Abstract:Vision-language models (VLMs) have shown powerful capabilities in visual question answering and reasoning tasks by combining visual representations with the abstract skill set large language models (LLMs) learn during pretraining. Vision, while the most popular modality to augment LLMs with, is only one representation of a scene. In human-robot interaction scenarios, robot perception requires accurate scene understanding by the robot.
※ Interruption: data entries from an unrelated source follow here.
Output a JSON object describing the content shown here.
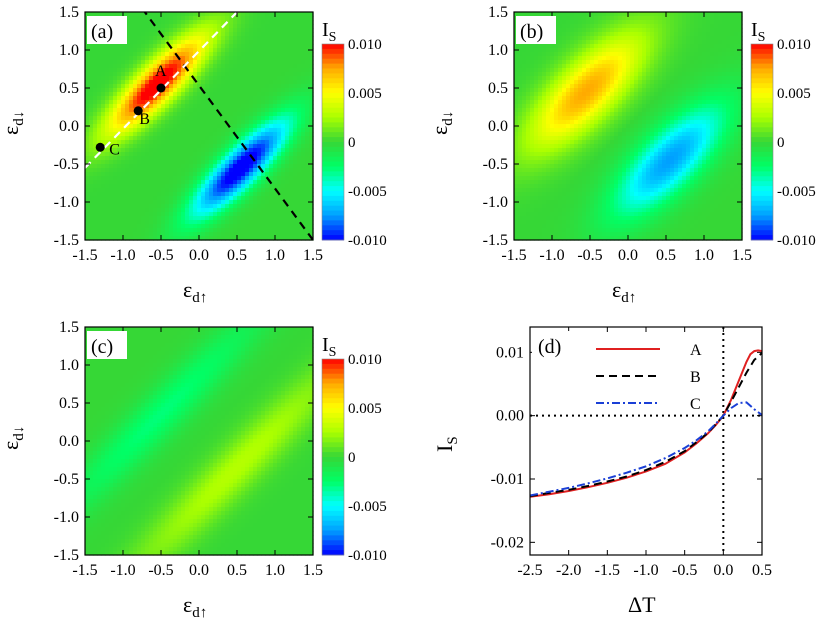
{
  "figure": {
    "colorbar": {
      "title_main": "I",
      "title_sub": "S",
      "tick_labels": [
        "0.010",
        "0.005",
        "0",
        "-0.005",
        "-0.010"
      ],
      "tick_values": [
        0.01,
        0.005,
        0,
        -0.005,
        -0.01
      ],
      "range": [
        -0.01,
        0.01
      ],
      "colors": [
        "#0000ff",
        "#00a0ff",
        "#00ffff",
        "#00ff66",
        "#36d736",
        "#aaff00",
        "#ffff00",
        "#ffaa00",
        "#ff0000"
      ]
    },
    "map_axis": {
      "x_main": "ε",
      "x_sub": "d↑",
      "y_main": "ε",
      "y_sub": "d↓",
      "tick_labels": [
        "-1.5",
        "-1.0",
        "-0.5",
        "0.0",
        "0.5",
        "1.0",
        "1.5"
      ],
      "tick_values": [
        -1.5,
        -1.0,
        -0.5,
        0.0,
        0.5,
        1.0,
        1.5
      ]
    }
  },
  "chart_data": [
    {
      "type": "heatmap",
      "panel_label": "(a)",
      "xlim": [
        -1.5,
        1.5
      ],
      "ylim": [
        -1.5,
        1.5
      ],
      "blobs": [
        {
          "x": -0.55,
          "y": 0.55,
          "peak": 0.011,
          "width_along": 0.62,
          "width_across": 0.17
        },
        {
          "x": 0.55,
          "y": -0.55,
          "peak": -0.011,
          "width_along": 0.62,
          "width_across": 0.17
        }
      ],
      "guide_lines": [
        {
          "color": "#000000",
          "from": [
            -0.75,
            1.55
          ],
          "to": [
            1.5,
            -1.5
          ]
        },
        {
          "color": "#ffffff",
          "from": [
            -1.5,
            -0.55
          ],
          "to": [
            0.55,
            1.55
          ]
        }
      ],
      "points": [
        {
          "label": "A",
          "x": -0.5,
          "y": 0.5
        },
        {
          "label": "B",
          "x": -0.8,
          "y": 0.2
        },
        {
          "label": "C",
          "x": -1.3,
          "y": -0.28
        }
      ]
    },
    {
      "type": "heatmap",
      "panel_label": "(b)",
      "xlim": [
        -1.5,
        1.5
      ],
      "ylim": [
        -1.5,
        1.5
      ],
      "blobs": [
        {
          "x": -0.55,
          "y": 0.45,
          "peak": 0.0075,
          "width_along": 0.7,
          "width_across": 0.26
        },
        {
          "x": 0.55,
          "y": -0.45,
          "peak": -0.0075,
          "width_along": 0.7,
          "width_across": 0.26
        }
      ],
      "guide_lines": [],
      "points": []
    },
    {
      "type": "heatmap",
      "panel_label": "(c)",
      "xlim": [
        -1.5,
        1.5
      ],
      "ylim": [
        -1.5,
        1.5
      ],
      "blobs": [
        {
          "x": -0.5,
          "y": 0.35,
          "peak": -0.0028,
          "width_along": 1.4,
          "width_across": 0.2
        },
        {
          "x": 0.5,
          "y": -0.35,
          "peak": 0.0028,
          "width_along": 1.4,
          "width_across": 0.2
        }
      ],
      "guide_lines": [],
      "points": []
    },
    {
      "type": "line",
      "panel_label": "(d)",
      "xlabel": "ΔT",
      "ylabel_main": "I",
      "ylabel_sub": "S",
      "xlim": [
        -2.5,
        0.5
      ],
      "ylim": [
        -0.022,
        0.014
      ],
      "xticks": [
        -2.5,
        -2.0,
        -1.5,
        -1.0,
        -0.5,
        0.0,
        0.5
      ],
      "xtick_labels": [
        "-2.5",
        "-2.0",
        "-1.5",
        "-1.0",
        "-0.5",
        "0.0",
        "0.5"
      ],
      "yticks": [
        0.01,
        0.0,
        -0.01,
        -0.02
      ],
      "ytick_labels": [
        "0.01",
        "0.00",
        "-0.01",
        "-0.02"
      ],
      "series": [
        {
          "name": "A",
          "color": "#e02020",
          "dash": "",
          "x": [
            -2.5,
            -2.25,
            -2.0,
            -1.75,
            -1.5,
            -1.25,
            -1.0,
            -0.75,
            -0.5,
            -0.35,
            -0.2,
            -0.1,
            0.0,
            0.1,
            0.2,
            0.3,
            0.35,
            0.4,
            0.45,
            0.5
          ],
          "y": [
            -0.0128,
            -0.0124,
            -0.0119,
            -0.0113,
            -0.0106,
            -0.0098,
            -0.0088,
            -0.0076,
            -0.0058,
            -0.0044,
            -0.0028,
            -0.0015,
            0.0,
            0.0025,
            0.0055,
            0.0085,
            0.0097,
            0.0102,
            0.0103,
            0.0102
          ]
        },
        {
          "name": "B",
          "color": "#000000",
          "dash": "8,5",
          "x": [
            -2.5,
            -2.25,
            -2.0,
            -1.75,
            -1.5,
            -1.25,
            -1.0,
            -0.75,
            -0.5,
            -0.35,
            -0.2,
            -0.1,
            0.0,
            0.1,
            0.2,
            0.3,
            0.4,
            0.5
          ],
          "y": [
            -0.0127,
            -0.0122,
            -0.0117,
            -0.0111,
            -0.0104,
            -0.0096,
            -0.0086,
            -0.0073,
            -0.0056,
            -0.0042,
            -0.0027,
            -0.0014,
            0.0,
            0.0022,
            0.0045,
            0.0068,
            0.0088,
            0.0099
          ]
        },
        {
          "name": "C",
          "color": "#1a3fd6",
          "dash": "8,3,2,3",
          "x": [
            -2.5,
            -2.25,
            -2.0,
            -1.75,
            -1.5,
            -1.25,
            -1.0,
            -0.75,
            -0.5,
            -0.35,
            -0.2,
            -0.1,
            0.0,
            0.1,
            0.2,
            0.3,
            0.4,
            0.5
          ],
          "y": [
            -0.0126,
            -0.012,
            -0.0114,
            -0.0107,
            -0.0099,
            -0.009,
            -0.008,
            -0.0067,
            -0.0051,
            -0.0039,
            -0.0025,
            -0.0013,
            0.0,
            0.0012,
            0.002,
            0.0021,
            0.001,
            0.0001
          ]
        }
      ],
      "reference_lines": [
        {
          "axis": "y",
          "value": 0.0
        },
        {
          "axis": "x",
          "value": 0.0
        }
      ],
      "legend": "top-right"
    }
  ]
}
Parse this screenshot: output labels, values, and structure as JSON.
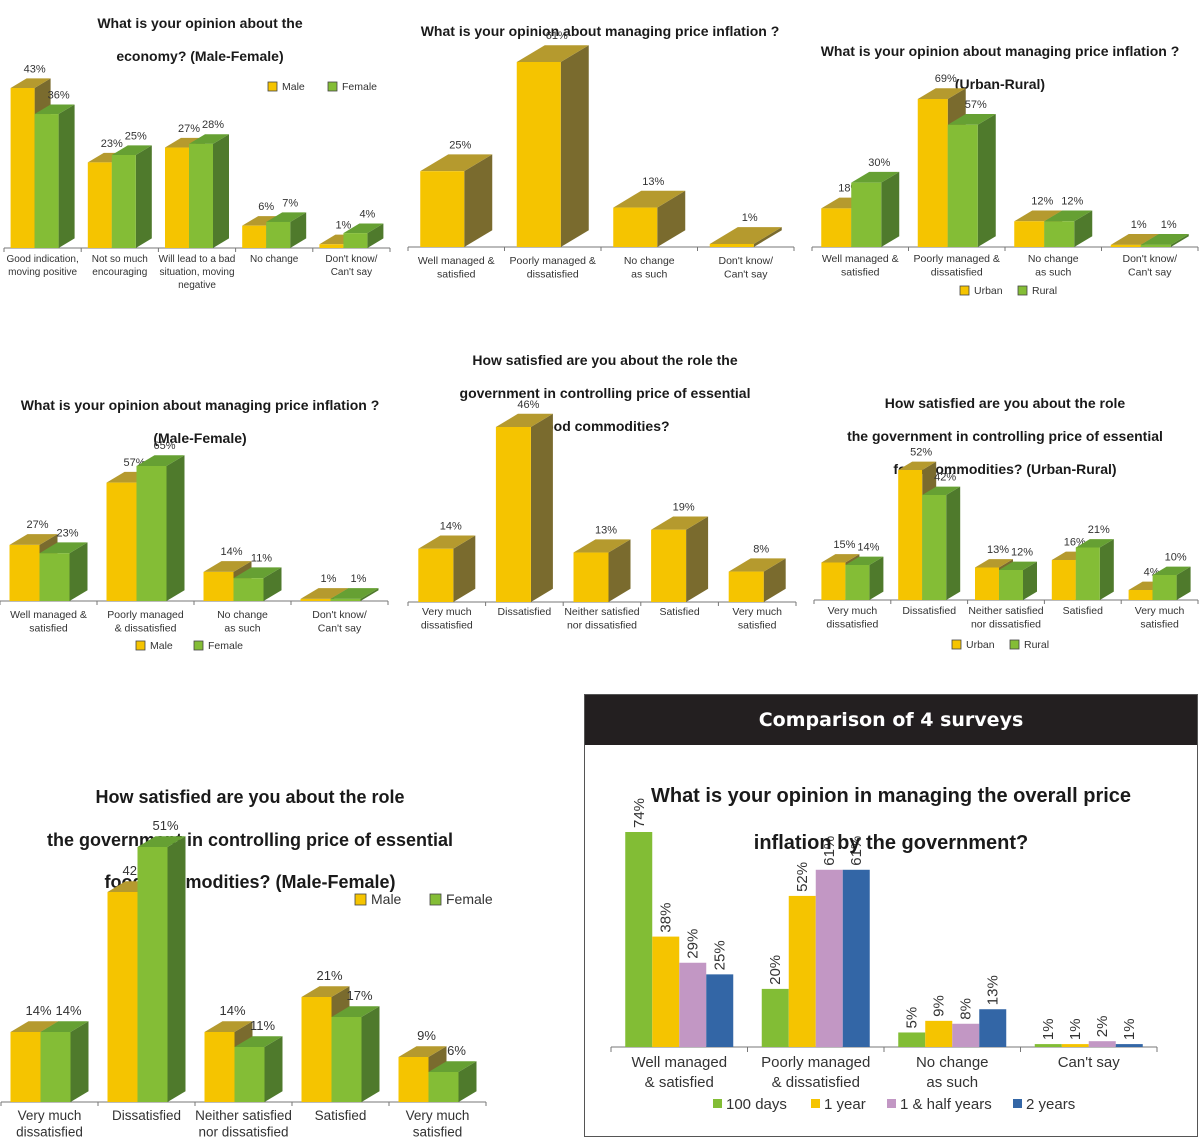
{
  "colors": {
    "male": "#f5c400",
    "male_top": "#b59a2e",
    "male_side": "#7a6b2e",
    "female": "#84bd36",
    "female_top": "#66a033",
    "female_side": "#4f7a2c",
    "s100days": "#82bd35",
    "s1year": "#f5c400",
    "s1half": "#c297c4",
    "s2years": "#3366a6"
  },
  "comparison_header": "Comparison of 4 surveys",
  "chart_data": [
    {
      "id": "economy_mf",
      "type": "bar",
      "title": [
        "What is your opinion about the",
        "economy? (Male-Female)"
      ],
      "categories": [
        [
          "Good indication,",
          "moving positive"
        ],
        [
          "Not so much",
          "encouraging"
        ],
        [
          "Will lead to a bad",
          "situation, moving",
          "negative"
        ],
        [
          "No change"
        ],
        [
          "Don't know/",
          "Can't say"
        ]
      ],
      "series": [
        {
          "name": "Male",
          "values": [
            43,
            23,
            27,
            6,
            1
          ]
        },
        {
          "name": "Female",
          "values": [
            36,
            25,
            28,
            7,
            4
          ]
        }
      ],
      "value_suffix": "%",
      "legend": "top-right",
      "ylim": [
        0,
        50
      ]
    },
    {
      "id": "inflation_overall",
      "type": "bar",
      "title": [
        "What is your opinion about managing price inflation ?"
      ],
      "categories": [
        [
          "Well managed &",
          "satisfied"
        ],
        [
          "Poorly managed &",
          "dissatisfied"
        ],
        [
          "No change",
          "as such"
        ],
        [
          "Don't know/",
          "Can't say"
        ]
      ],
      "series": [
        {
          "name": "All",
          "values": [
            25,
            61,
            13,
            1
          ]
        }
      ],
      "value_suffix": "%",
      "legend": "none",
      "ylim": [
        0,
        70
      ]
    },
    {
      "id": "inflation_ur",
      "type": "bar",
      "title": [
        "What is your opinion about managing price inflation ?",
        "(Urban-Rural)"
      ],
      "categories": [
        [
          "Well managed &",
          "satisfied"
        ],
        [
          "Poorly managed &",
          "dissatisfied"
        ],
        [
          "No change",
          "as such"
        ],
        [
          "Don't know/",
          "Can't say"
        ]
      ],
      "series": [
        {
          "name": "Urban",
          "values": [
            18,
            69,
            12,
            1
          ]
        },
        {
          "name": "Rural",
          "values": [
            30,
            57,
            12,
            1
          ]
        }
      ],
      "value_suffix": "%",
      "legend": "bottom",
      "ylim": [
        0,
        80
      ]
    },
    {
      "id": "inflation_mf",
      "type": "bar",
      "title": [
        "What is your opinion about managing price inflation ?",
        "(Male-Female)"
      ],
      "categories": [
        [
          "Well managed &",
          "satisfied"
        ],
        [
          "Poorly managed",
          "& dissatisfied"
        ],
        [
          "No change",
          "as such"
        ],
        [
          "Don't know/",
          "Can't say"
        ]
      ],
      "series": [
        {
          "name": "Male",
          "values": [
            27,
            57,
            14,
            1
          ]
        },
        {
          "name": "Female",
          "values": [
            23,
            65,
            11,
            1
          ]
        }
      ],
      "value_suffix": "%",
      "legend": "bottom",
      "ylim": [
        0,
        80
      ]
    },
    {
      "id": "food_overall",
      "type": "bar",
      "title": [
        "How satisfied are you about the role the",
        "government in controlling price of essential",
        "food commodities?"
      ],
      "categories": [
        [
          "Very much",
          "dissatisfied"
        ],
        [
          "Dissatisfied"
        ],
        [
          "Neither satisfied",
          "nor dissatisfied"
        ],
        [
          "Satisfied"
        ],
        [
          "Very much",
          "satisfied"
        ]
      ],
      "series": [
        {
          "name": "All",
          "values": [
            14,
            46,
            13,
            19,
            8
          ]
        }
      ],
      "value_suffix": "%",
      "legend": "none",
      "ylim": [
        0,
        55
      ]
    },
    {
      "id": "food_ur",
      "type": "bar",
      "title": [
        "How satisfied are you about the role",
        "the government in controlling price of essential",
        "food commodities? (Urban-Rural)"
      ],
      "categories": [
        [
          "Very much",
          "dissatisfied"
        ],
        [
          "Dissatisfied"
        ],
        [
          "Neither satisfied",
          "nor dissatisfied"
        ],
        [
          "Satisfied"
        ],
        [
          "Very much",
          "satisfied"
        ]
      ],
      "series": [
        {
          "name": "Urban",
          "values": [
            15,
            52,
            13,
            16,
            4
          ]
        },
        {
          "name": "Rural",
          "values": [
            14,
            42,
            12,
            21,
            10
          ]
        }
      ],
      "value_suffix": "%",
      "legend": "bottom",
      "ylim": [
        0,
        60
      ]
    },
    {
      "id": "food_mf",
      "type": "bar",
      "title": [
        "How satisfied are you about the role",
        "the government in controlling price of essential",
        "food commodities? (Male-Female)"
      ],
      "categories": [
        [
          "Very much",
          "dissatisfied"
        ],
        [
          "Dissatisfied"
        ],
        [
          "Neither satisfied",
          "nor dissatisfied"
        ],
        [
          "Satisfied"
        ],
        [
          "Very much",
          "satisfied"
        ]
      ],
      "series": [
        {
          "name": "Male",
          "values": [
            14,
            42,
            14,
            21,
            9
          ]
        },
        {
          "name": "Female",
          "values": [
            14,
            51,
            11,
            17,
            6
          ]
        }
      ],
      "value_suffix": "%",
      "legend": "top-right",
      "ylim": [
        0,
        60
      ]
    },
    {
      "id": "comparison_4_surveys",
      "type": "bar",
      "title": [
        "What is your opinion in managing the overall price",
        "inflation by the government?"
      ],
      "categories": [
        [
          "Well managed",
          "& satisfied"
        ],
        [
          "Poorly managed",
          "& dissatisfied"
        ],
        [
          "No change",
          "as such"
        ],
        [
          "Can't say"
        ]
      ],
      "series": [
        {
          "name": "100 days",
          "values": [
            74,
            20,
            5,
            1
          ]
        },
        {
          "name": "1 year",
          "values": [
            38,
            52,
            9,
            1
          ]
        },
        {
          "name": "1 & half years",
          "values": [
            29,
            61,
            8,
            2
          ]
        },
        {
          "name": "2 years",
          "values": [
            25,
            61,
            13,
            1
          ]
        }
      ],
      "value_suffix": "%",
      "legend": "bottom",
      "ylim": [
        0,
        80
      ]
    }
  ]
}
In this paper, we define and demonstrate a method of aligning the embedding spaces of different modalities (in this case, inertial measurement unit (IMU) data) to the vision embedding space through a combination of supervised and contrastive training, enabling the VLM to understand and reason about these additional modalities without retraining. We opt to give the model IMU embeddings directly over using a separate human activity recognition model that feeds directly into the prompt to allow for any nonlinear interactions between the query, image, and IMU signal that would be lost by mapping the IMU data to a discrete activity label. Further, we demonstrate our methodology's efficacy through experiments involving human activity recognition using IMU data and visual inputs. Our results show that using multiple modalities as input improves the VLM's scene understanding and enhances its overall performance in various tasks, thus paving the way for more versatile and capable language models in multi-modal contexts.